The Ford Foundation recently granted the Humanities Institute $100,000 as part of the foundation’s nationwide Difficult Dialogues Initiative. This funding allows UT-Austin to continue and extend a set of undergraduate seminars on cultural pluralism and academic freedom that were initially developed in 2006 under a first round of Ford Foundation funding. In partnership with UT-Austin’s new School of Undergraduate Studies, HI will use the funds to develop additional seminars as well as new public programming on topics related to cultural pluralism and academic freedom. HI Associate Director Pauline Strong, who has been involved with Difficult Dialogues at UT since its inception, is leading this initiative, together with a team of faculty from the College of Liberal Arts and the School of Law.
Difficult Dialogues courses are part of the First-Year Signature Course program, which offers interdisciplinary courses designed to introduce entering students to the intellectual and artistic riches of the university. Difficult Dialogues seminars are distinctive in their focus on teaching students the principles of academic freedom and the skills they need to participate in constructive dialogue about controversial and potentially divisive issues.
To date courses have been offered on Church and State, taught by H.W. Perry, Associate Professor of Government; Islam in America, taught by Denise Spellberg, Associate Professor of History; Race and Policy, taught by Robert Hummer, Professor of Sociology; and Religion and Sexuality, taught by Ann Cvetkovich, Professor of English. (Download the syllabi.)
The Humanities Institute and the program’s steering committee are working to develop additional courses on topics that fall within two overarching themes: Religious Pluralism and Pluralism and Social Policy. In addition, beginning in Spring 2009 the Humanities Institute will offer a series of Public Dialogues on Academic Freedom and Cultural Pluralism featuring visiting scholars as well as campus and community leaders.
Robert M. O’Neil—the former president of the University of Virginia and Director of the Thomas Jefferson Center for the Protection of Free Expression—reported in the July- August 2006 issue of Academe Online that the Ford Foundation instituted the Difficult Dialogues Initiative in response to “reports of growing intolerance and efforts to curb academic freedom on U.S. campuses.”
In participating in this initiative UT-Austin is part of a diverse group of 27 institutions across the country that were selected by the Ford Foundation from a pool of nearly seven hundred applicants. Other large research universities participating in the initiative include Arizona State University, Emory University, the University of Michigan, Northwestern University, the University of Missouri, the University of North Carolina, and Yale University. UT-Austin is unique, however, in offering Difficult Dialogues courses as part of the required undergraduate curriculum.

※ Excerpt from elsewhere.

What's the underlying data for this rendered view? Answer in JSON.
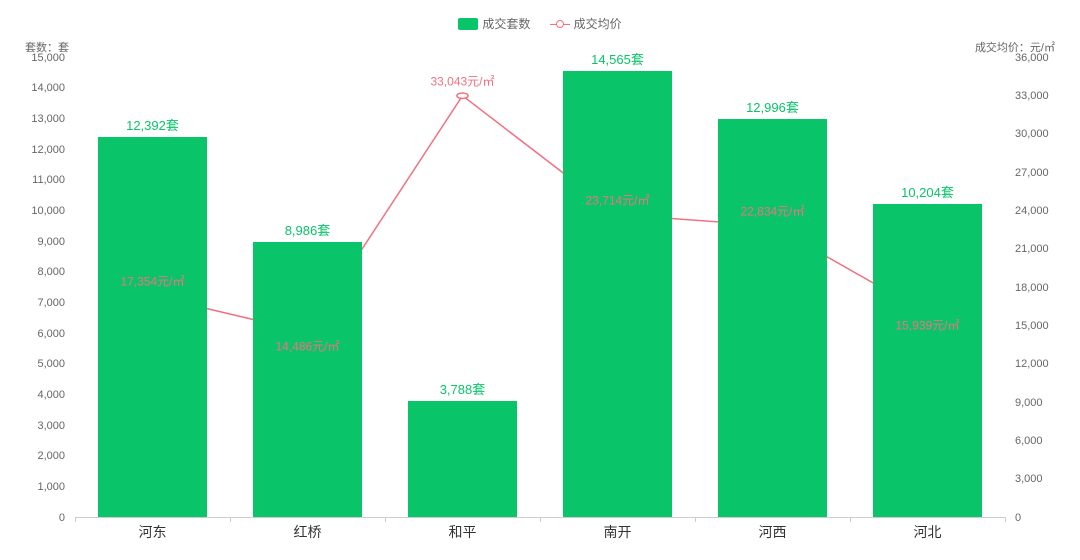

Participating in the Difficult Dialogues Initiative offers the Humanities Institute the opportunity to extend its interdisciplinary programming to undergraduates, while expanding its public programming to include a focus on academic freedom and cultural pluralism Participating faculty and students have been enthusiastic about the program, and the Humanities Institute is equally enthusiastic about adding this program to our array of interdisciplinary and campus/community dialogues.